Le botteur des Carabins en est à sa quatrième campagne à l’Université de Montréal. Il sait ce qui l’attend au stade de l’Université Laval, samedi après-midi.

«Il va y avoir 10 000 personnes et plus qui vont crier contre moi quand je vais embarquer! Mais ça ne me dérange pas. Avec l’expérience, je suis capable de ne pas y penser», affirme celui qui dit quand même conserver quelques amis de son passage de trois ans dans la capitale, avec les Élans du Cégep Garneau.

Simoneau profite des jours avant le grand match pour discuter de l’accueil attendu avec ses coéquipiers plus jeunes, dont plusieurs en seront à leur première visite éliminatoire à Québec. «On leur donne des petits trucs, entre autres pour le bruit de la foule», indique le meneur en saison dans la conférence avec une moyenne de 41,9 verges sur ses bottés de dégagement, ce qui le classait troisième au Canada. Au Québec, il a été le seul à montrer une moyenne supérieure à 40 verges.

Plus d’intensité
Parmi ces recrues, on compte le porteur de ballon Ryth-Jean Giraud. Avec la blessure à Asnnel Robo, Giraud a pris les commandes dans le champ arrière des Carabins depuis quelques semaines.
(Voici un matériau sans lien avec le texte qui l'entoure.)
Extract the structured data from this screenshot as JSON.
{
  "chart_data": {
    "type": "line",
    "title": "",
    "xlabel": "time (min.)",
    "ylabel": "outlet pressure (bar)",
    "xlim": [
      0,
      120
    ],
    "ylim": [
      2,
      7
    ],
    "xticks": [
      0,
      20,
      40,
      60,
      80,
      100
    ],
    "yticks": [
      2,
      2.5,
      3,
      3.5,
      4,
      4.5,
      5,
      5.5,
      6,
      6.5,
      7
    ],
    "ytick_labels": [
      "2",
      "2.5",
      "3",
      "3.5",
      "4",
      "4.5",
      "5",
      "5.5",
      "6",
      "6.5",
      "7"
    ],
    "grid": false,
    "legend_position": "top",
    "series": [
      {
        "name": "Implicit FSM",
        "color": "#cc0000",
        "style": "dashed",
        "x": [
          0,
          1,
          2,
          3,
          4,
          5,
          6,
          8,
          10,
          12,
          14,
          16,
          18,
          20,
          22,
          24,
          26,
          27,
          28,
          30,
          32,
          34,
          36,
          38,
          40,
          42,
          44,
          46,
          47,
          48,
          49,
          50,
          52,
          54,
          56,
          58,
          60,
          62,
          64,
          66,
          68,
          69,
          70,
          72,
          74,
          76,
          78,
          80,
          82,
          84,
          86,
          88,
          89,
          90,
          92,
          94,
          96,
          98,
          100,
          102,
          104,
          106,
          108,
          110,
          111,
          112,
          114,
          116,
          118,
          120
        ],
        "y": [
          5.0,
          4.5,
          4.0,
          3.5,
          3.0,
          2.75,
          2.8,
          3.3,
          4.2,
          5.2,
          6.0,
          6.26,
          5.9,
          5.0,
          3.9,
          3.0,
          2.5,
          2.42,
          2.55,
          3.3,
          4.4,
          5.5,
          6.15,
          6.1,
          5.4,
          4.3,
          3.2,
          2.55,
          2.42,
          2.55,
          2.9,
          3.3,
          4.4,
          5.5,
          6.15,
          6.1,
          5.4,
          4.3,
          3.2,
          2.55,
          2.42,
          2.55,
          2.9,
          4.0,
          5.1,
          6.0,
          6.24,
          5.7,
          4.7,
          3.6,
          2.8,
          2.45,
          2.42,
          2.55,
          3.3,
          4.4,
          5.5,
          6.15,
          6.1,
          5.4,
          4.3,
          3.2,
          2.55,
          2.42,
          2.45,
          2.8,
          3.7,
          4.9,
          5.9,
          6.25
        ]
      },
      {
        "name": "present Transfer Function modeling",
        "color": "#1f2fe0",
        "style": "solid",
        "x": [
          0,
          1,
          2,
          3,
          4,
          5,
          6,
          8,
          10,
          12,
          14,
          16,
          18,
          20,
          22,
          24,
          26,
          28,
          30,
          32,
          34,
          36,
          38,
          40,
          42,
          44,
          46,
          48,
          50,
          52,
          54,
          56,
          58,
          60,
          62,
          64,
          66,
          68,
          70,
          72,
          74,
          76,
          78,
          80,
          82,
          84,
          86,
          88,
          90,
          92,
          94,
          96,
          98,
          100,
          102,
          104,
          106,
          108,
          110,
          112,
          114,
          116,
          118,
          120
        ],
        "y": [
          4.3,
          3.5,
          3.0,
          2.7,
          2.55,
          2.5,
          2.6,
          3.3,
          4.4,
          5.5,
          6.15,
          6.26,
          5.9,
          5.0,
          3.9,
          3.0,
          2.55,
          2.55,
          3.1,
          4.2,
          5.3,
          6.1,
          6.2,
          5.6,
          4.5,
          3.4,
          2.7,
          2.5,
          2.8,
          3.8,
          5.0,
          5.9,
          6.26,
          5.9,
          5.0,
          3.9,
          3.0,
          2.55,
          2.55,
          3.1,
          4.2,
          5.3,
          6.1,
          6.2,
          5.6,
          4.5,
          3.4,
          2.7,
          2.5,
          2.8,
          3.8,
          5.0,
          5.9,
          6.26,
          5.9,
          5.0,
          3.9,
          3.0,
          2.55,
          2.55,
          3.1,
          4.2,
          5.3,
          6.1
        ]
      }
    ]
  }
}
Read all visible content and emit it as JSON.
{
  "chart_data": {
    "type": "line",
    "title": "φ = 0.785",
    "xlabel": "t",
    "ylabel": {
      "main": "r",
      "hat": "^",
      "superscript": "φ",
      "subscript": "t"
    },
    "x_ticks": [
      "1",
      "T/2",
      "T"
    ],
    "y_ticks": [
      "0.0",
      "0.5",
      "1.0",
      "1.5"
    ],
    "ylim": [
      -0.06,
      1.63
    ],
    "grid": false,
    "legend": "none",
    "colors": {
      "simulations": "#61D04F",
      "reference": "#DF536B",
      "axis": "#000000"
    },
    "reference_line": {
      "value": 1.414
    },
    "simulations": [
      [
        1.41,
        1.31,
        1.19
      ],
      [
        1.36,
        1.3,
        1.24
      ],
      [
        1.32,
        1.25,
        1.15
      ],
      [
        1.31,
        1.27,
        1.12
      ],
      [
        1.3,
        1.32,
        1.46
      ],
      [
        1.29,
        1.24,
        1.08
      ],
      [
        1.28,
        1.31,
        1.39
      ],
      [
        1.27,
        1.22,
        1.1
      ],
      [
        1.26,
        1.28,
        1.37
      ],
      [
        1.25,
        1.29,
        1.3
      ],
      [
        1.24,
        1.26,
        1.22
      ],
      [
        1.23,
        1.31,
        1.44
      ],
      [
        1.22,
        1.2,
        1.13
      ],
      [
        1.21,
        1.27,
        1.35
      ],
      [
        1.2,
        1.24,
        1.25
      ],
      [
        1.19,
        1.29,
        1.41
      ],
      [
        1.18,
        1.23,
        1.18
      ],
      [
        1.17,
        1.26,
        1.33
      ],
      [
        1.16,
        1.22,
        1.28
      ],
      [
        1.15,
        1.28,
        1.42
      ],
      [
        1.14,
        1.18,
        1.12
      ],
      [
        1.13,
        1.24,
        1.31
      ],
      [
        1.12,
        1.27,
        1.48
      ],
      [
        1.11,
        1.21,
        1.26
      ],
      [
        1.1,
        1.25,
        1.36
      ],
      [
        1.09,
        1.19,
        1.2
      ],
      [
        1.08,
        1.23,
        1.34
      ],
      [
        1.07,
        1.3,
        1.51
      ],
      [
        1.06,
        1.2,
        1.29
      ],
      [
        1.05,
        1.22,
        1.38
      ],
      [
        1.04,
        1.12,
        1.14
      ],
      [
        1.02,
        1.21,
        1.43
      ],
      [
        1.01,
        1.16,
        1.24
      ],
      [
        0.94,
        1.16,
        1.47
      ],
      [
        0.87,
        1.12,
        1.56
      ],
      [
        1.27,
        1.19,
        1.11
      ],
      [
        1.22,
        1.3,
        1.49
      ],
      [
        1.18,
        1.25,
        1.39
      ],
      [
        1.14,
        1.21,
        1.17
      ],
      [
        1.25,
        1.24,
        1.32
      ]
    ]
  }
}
«C’est tranquille, ici. On se prépare le mieux possible et on essaie de ne pas être trop stressé. On va suivre le plan de match», a résumé Giraud, jeudi, de la métropole.

L’auteur de ses cinq majeurs dans les six dernières rencontres constate que l’intensité a grimpé d’un cran dans le vestiaire, cette semaine. «Les finissants, j’ai remarqué qu’ils la veulent. Et ils nous transmettent leur énergie», confie celui qui retrouvera à ses côtés le porteur de quatrième année Gabriel Parent, qui a disputé son premier match de 2018 la semaine passée.

Produit du Collège Vanier, Giraud, dont le prénom s’avère une version modifiée de celui de son père Jean Ryton, avoue ne pas avoir suivi le football universitaire avant d’y accéder. «Mais là, je vois que Montréal-Laval, c’est une grande rivalité. C’est vraiment intense! Mais je ne suis pas trop nerveux pour samedi. Quand j’entre dans ma zone de match, j’ignore le bruit et tout le reste autour. Une chance, parce que si je ne focalisais pas sur mon jeu, ce serait la cata!»

Guerre des nerfs
Chez les Bleus, sept ou huit finissants en seront peut-être à leur dernière prestation universitaire. Ils montrent une fiche de deux victoires et deux défaites à la Coupe Dunsmore.

Le receveur de passes gros format Régis Cibasu est au cœur de cette guerre depuis cinq ans. Il a offert certaines de ses meilleures performances contre le Rouge et Or. Pour lui, les deux défaites plus tôt en saison (12-7 et 18-15 en prolongation) n’ont plus d’importance.

«On s’en fout qui a gagné ou perdu les deux premiers matchs, c’est le prochain qui va tout déterminer», tranche Cibasu. «On sait très bien de quoi on est capables et on connaît bien nos adversaires. S’agira de garder notre concentration et de jouer à notre niveau.»

Les deux puissances se sont affrontées 19 fois depuis le début de 2012. Quinze de ces affrontements se sont terminés sur un écart au pointage d’une possession de ballon, dont 10 par trois points ou moins, soit un coup de pied.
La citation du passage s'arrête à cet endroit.